As the Tallahassee lobbyists arrive in St. Petersburg by the Benz-load to join the bandwagon ready to celebrate Jeff Brandes’s victory over Jim Frishe in Senate District 22, let us remember what this race has not been.
No, what drove this race was the issue of who might be President of the Florida Senate in 2017.
I would bet every dollar in my pocket versus every dollar in yours that were we to walk into the nearest Panera and ask anyone in there enjoying an Asiago cheese bagel if they know the first thing about the Senate Presidency, they would not have a clue about what we were asking.
Yet millions of dollars have been expended in this race on mailers and television employing less creativity than an advertisement for Bay City Plywood.
And what about those millions…
The United States Chamber of Commerce, that organization which represents mom and pop shops across the country, poured $250,000 into this race. Never mind that the US Chamber typically plays at the highest levels of national politics, yet for some reason it decided to get involved in a race for the Florida Legislature.
That’s not odd; that’s not worth pursuit by the media.

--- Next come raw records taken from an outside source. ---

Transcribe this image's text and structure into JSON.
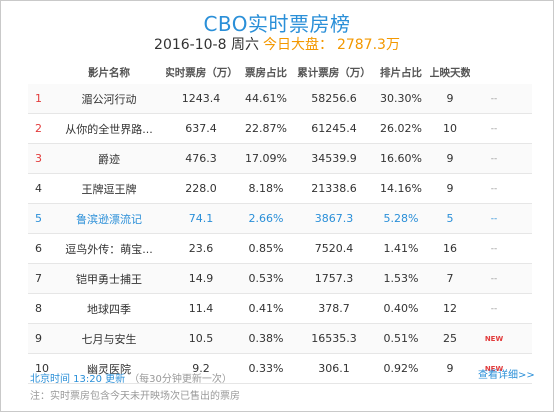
{
  "title": "CBO实时票房榜",
  "subtitle": {
    "date": "2016-10-8 周六",
    "total_label": "今日大盘：",
    "total_value": "2787.3万"
  },
  "columns": [
    "影片名称",
    "实时票房（万）",
    "票房占比",
    "累计票房（万）",
    "排片占比",
    "上映天数"
  ],
  "rows": [
    {
      "rank": "1",
      "name": "湄公河行动",
      "box": "1243.4",
      "share": "44.61%",
      "cum": "58256.6",
      "sched": "30.30%",
      "days": "9",
      "flag": "--"
    },
    {
      "rank": "2",
      "name": "从你的全世界路...",
      "box": "637.4",
      "share": "22.87%",
      "cum": "61245.4",
      "sched": "26.02%",
      "days": "10",
      "flag": "--"
    },
    {
      "rank": "3",
      "name": "爵迹",
      "box": "476.3",
      "share": "17.09%",
      "cum": "34539.9",
      "sched": "16.60%",
      "days": "9",
      "flag": "--"
    },
    {
      "rank": "4",
      "name": "王牌逗王牌",
      "box": "228.0",
      "share": "8.18%",
      "cum": "21338.6",
      "sched": "14.16%",
      "days": "9",
      "flag": "--"
    },
    {
      "rank": "5",
      "name": "鲁滨逊漂流记",
      "box": "74.1",
      "share": "2.66%",
      "cum": "3867.3",
      "sched": "5.28%",
      "days": "5",
      "flag": "--"
    },
    {
      "rank": "6",
      "name": "逗鸟外传：萌宝...",
      "box": "23.6",
      "share": "0.85%",
      "cum": "7520.4",
      "sched": "1.41%",
      "days": "16",
      "flag": "--"
    },
    {
      "rank": "7",
      "name": "铠甲勇士捕王",
      "box": "14.9",
      "share": "0.53%",
      "cum": "1757.3",
      "sched": "1.53%",
      "days": "7",
      "flag": "--"
    },
    {
      "rank": "8",
      "name": "地球四季",
      "box": "11.4",
      "share": "0.41%",
      "cum": "378.7",
      "sched": "0.40%",
      "days": "12",
      "flag": "--"
    },
    {
      "rank": "9",
      "name": "七月与安生",
      "box": "10.5",
      "share": "0.38%",
      "cum": "16535.3",
      "sched": "0.51%",
      "days": "25",
      "flag": "NEW"
    },
    {
      "rank": "10",
      "name": "幽灵医院",
      "box": "9.2",
      "share": "0.33%",
      "cum": "306.1",
      "sched": "0.92%",
      "days": "9",
      "flag": "NEW"
    }
  ],
  "footer": {
    "update": "北京时间 13:20 更新",
    "update_note": "（每30分钟更新一次）",
    "notice": "注：实时票房包含今天未开映场次已售出的票房",
    "more_link": "查看详细>>"
  },
  "colors": {
    "accent": "#2a8fd8",
    "top_rank": "#e23b3b",
    "total": "#f39800",
    "new_flag": "#e23b3b"
  }
}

Yeah, while we are at it, the local media deserves its share of the blame for the flatness and irrelevance of our politics. A $250,000 contribution from the US Chamber flows into a committee supporting a legislative candidate and all this transaction warrants is a single blog post? No connecting of the dots. No follow-up. Just, ‘Hey, this happened, but we laid off our assignment editor during the last round of buyouts, so I better get dressed for my interview on Bay News 9.’

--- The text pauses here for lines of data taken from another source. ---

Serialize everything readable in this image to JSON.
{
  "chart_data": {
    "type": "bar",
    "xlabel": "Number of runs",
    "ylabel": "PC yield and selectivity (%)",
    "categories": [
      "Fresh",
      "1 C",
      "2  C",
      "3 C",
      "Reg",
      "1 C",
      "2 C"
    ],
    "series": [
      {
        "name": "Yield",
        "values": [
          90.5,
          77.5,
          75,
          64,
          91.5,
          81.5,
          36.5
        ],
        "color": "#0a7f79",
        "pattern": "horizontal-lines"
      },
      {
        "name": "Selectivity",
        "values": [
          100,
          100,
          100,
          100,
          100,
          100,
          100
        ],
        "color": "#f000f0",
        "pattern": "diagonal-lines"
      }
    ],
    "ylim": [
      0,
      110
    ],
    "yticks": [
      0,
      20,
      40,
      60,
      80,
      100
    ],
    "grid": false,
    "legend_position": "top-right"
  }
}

That’s what passes for political coverage in this town.
The Tampa Bay Times is so busy nowadays Politi-facting whether Olympians will owe taxes on their medals that it no longer bothers to pay attention to the titanic political battle taking place in its own backyard.

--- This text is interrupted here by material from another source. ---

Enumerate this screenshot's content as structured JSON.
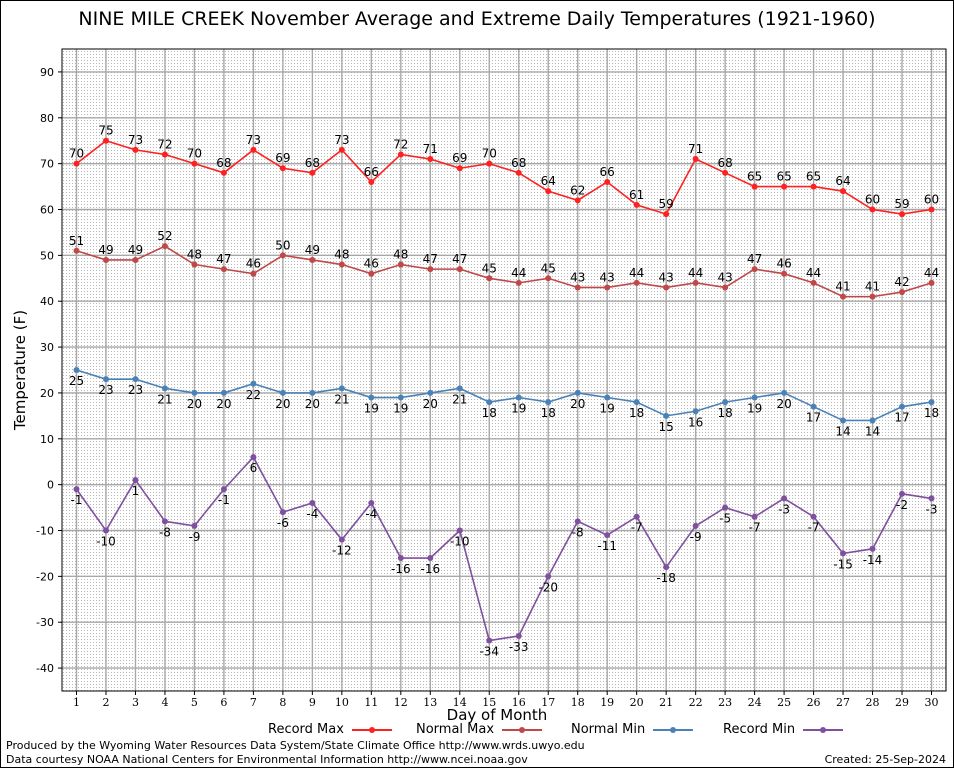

Make no mistake, this is a titanic battle. As much as three million dollars will be spent in the race for Senate District 22 when all is said and done. Jeff Brandes has employed at least three or four dozen paid staffers to canvass for him; Jim Frishe and his allies will have sent out, by one estimate, 26 mailers touting his candidacy.
This district is special, by the way. More special than you might think. Florida Republicanism was all but reborn in South Pinellas. This is from where Bill Kramer came. This district is where a young man named Bill Young cut his political teeth.
In many ways, the candidates themselves have given as much as they could.
Brandes has lived in a half-renovated home for much of the campaign. He’s infused his campaign with $500,000 of his own money. Frishe dealt with the dying and death of his beloved mother just as early ballots were being mailed to voters.
In other words, everything has been left on the field.
And yet that doesn’t seem like enough. These are two very good men who did not get the opportunity to truly show what kind of leaders they are.
That was lost long ago in a barrage of television commercials paid for by Lord knows who.